Proposed Implementation of a Phase II Study

The goal of the development of this multimodal imaging system is not to replace electrical mapping as the gold standard for confirming block. Rather, ARFI imaging is meant to augment the procedure by monitoring lesion growth for safety and completeness and providing a visual means for assessing lesion continuity. This would reduce the number of times mapping would be required and should reduce the number of repeat procedures due to post-ablation electrical reconnection. We would envision ARFI being used to monitor lesion extent at some or all ablation sites. The sites that would be of particular importance would around the left inferior pulmonary vein. Sites here are particularly close to the esophagus where there are severe implications for over burning. ARFI would then be us ed to confirm line continuity and transmurality after the ablations have been completed.

A phase II application would propose a clinical study of ICE based ARFI image guided ablation therapy and would proceed with two clinical studies.

The first study would be very much like the study described in section D.4. It would be designed to not impact patient care by adding no time to procedures and by not changing the procedure normally used to determine lesion line continuity.

Consecutive patients undergoing ablation for atrial fibrillation would be enrolled. Circumferential pulmonary vein ablations would be performed guided by CARTO with ICE assistance placing the transseptal catheters. ARFI imaging would be used during any waiting periods during the procedure to characterize lesion lines. Each pair of lesions will imaged and graded as either incomplete or complete by an observer blinded to the mapping procedure. Once the lesions have been imaged, electrical pace mapping will be used to characterize conduction as is normally the case. As gaps are located and ablated their location will be noted as an incomplete gap. This process will be repeated until full electrical isolation has been achieved. Similar statistical evaluation of the lesions will be applied as described in D.4. This study will result in the sensitivity and specificity of ARFI for identifying incomplete lesion lines in patients compared to electrical mapping.

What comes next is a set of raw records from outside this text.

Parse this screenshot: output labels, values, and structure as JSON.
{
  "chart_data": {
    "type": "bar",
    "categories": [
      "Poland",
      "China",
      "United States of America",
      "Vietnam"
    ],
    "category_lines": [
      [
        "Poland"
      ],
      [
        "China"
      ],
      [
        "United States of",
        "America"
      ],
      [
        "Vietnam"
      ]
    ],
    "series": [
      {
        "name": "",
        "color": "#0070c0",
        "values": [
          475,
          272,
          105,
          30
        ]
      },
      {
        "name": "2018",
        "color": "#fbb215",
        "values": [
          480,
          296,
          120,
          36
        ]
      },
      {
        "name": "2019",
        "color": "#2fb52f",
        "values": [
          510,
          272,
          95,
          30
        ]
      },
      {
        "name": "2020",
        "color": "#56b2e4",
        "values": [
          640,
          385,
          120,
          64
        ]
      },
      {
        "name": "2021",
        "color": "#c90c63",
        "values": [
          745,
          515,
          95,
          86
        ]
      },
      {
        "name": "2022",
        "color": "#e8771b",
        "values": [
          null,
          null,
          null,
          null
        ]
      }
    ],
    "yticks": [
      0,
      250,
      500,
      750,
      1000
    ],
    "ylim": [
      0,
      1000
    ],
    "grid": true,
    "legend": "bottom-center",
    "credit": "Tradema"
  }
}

Providing the results of the first study indicate a high sensitivity and specificity, a second study would be performed in which procedure for care would be altered. It is thought this would be a multi-center trial. AF patients that are candidates for circumferential pulmonary vein ablations would be enrolled in the study and randomly assigned to a control or ARFI imaging arm. The patients would be followed for a period of a year following their procedure. In the control arm the ablation procedure would use current methods for creating and evaluating lesions. In the ARFI arm, lesions would be made with real time ARFI imaging and lines would be evaluated using ARFI imaging. Electrical mapping demonstrating complete block would be the procedure endpoint in both arms of the study.

All patients would follow the normal course of treatment for complications and post ablation care. Patients would be assessed at 6 weeks, 6 months and 1 y ear for the symptoms of AF. Procedure times and peri-ablation complications, and long term success (determined by alleviation of symptoms) will be compared between the two arms.